Reading the Map Together

When I look at a map now, literal or metaphorical, I see those tight elevation bands and laugh. Twenty-year-old me would’ve sprinted uphill for the glory of it. Fifty-year-old me will negotiate a very reasonable pace with his joints. But if I’m walking with another human, both of us reading the terrain, we’ll find our way. We’ll help each other. We’ll get there in one piece.
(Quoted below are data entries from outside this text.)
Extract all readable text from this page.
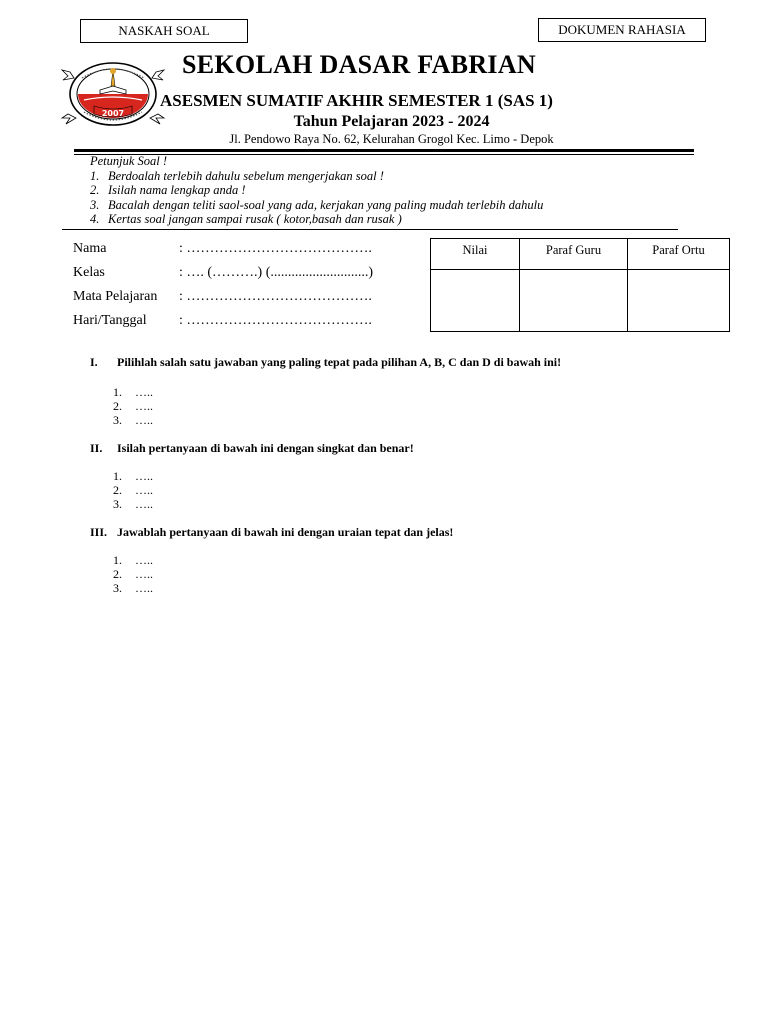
NASKAH SOAL	DOKUMEN RAHASIA
2007
SEKOLAH DASAR FABRIAN
ASESMEN SUMATIF AKHIR SEMESTER 1 (SAS 1)
Tahun Pelajaran 2023 - 2024
Jl. Pendowo Raya No. 62, Kelurahan Grogol Kec. Limo - Depok
Petunjuk Soal !
1. Berdoalah terlebih dahulu sebelum mengerjakan soal !
2. Isilah nama lengkap anda !
3. Bacalah dengan teliti saol-soal yang ada, kerjakan yang paling mudah terlebih dahulu
4. Kertas soal jangan sampai rusak ( kotor,basah dan rusak )
Nama	: ………………………………….
Kelas	: …. (……….) (............................)
Mata Pelajaran : ………………………………….
Hari/Tanggal : ………………………………….
Nilai	Paraf Guru	Paraf Ortu

I. Pilihlah salah satu jawaban yang paling tepat pada pilihan A, B, C dan D di bawah ini!
1. …..
2. …..
3. …..
II. Isilah pertanyaan di bawah ini dengan singkat dan benar!
1. …..
2. …..
3. …..
III. Jawablah pertanyaan di bawah ini dengan uraian tepat dan jelas!
1. …..
2. …..
3. …..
That’s what the future of craft is. Not speed for speed’s sake. Not fetishizing tools. Not clinging to a single way of working.

It’s the shared experience of making something that feels unmistakably human, even when machines sit at the table with us.

Craftsmanship is a shared experience.

The Stillness That Makes It Real

And here’s the part I almost forgot, the stillness that sneaks in after the making. The moment after the tools go quiet, the draft is saved, the metaphorical ankle is iced, and you finally let yourself breathe. It’s not dramatic. It’s not cinematic. It’s the soft click of your brain acknowledging: Yeah. This was worth doing.

That moment is craft, too. It’s the exhale that proves you showed up with intent.

Wrapping the Series

If you’ve been following this whole series, here’s the through-line: craft isn’t dying, mutating, or being automated out of existence, it’s widening. More hands on the map. More ways to make. More room for the very human mess of it all.

If something here nudged you, a sentence, a metaphor, a mild accusation about maps, take it with you into your next project. Bring another human along. Let the tools help but not dictate. Leave space for the quiet before the click and the quiet after.

So What?

Pick one thing you’re making, today, not in whatever fantasy timeline Future You keeps promising, and give it a moment of actual human judgment.

Ask yourself:

  • Does it look like I cared, even a little?
  • Is there a choice here that wasn’t auto-completed by a robot on a caffeine bender?
  • Would another human recognize this as mine, or at least not assume it was spat out by a spreadsheet with opinions?

If the answer is “eh,” add something. A detail. A decision. A fingerprint. A scuff mark. Anything that proves you were awake.

And remember: fail spectacularly if you must, but fail with intent, the flood is coming whether you notice or not. Make it unmistakably yours, on purpose this time.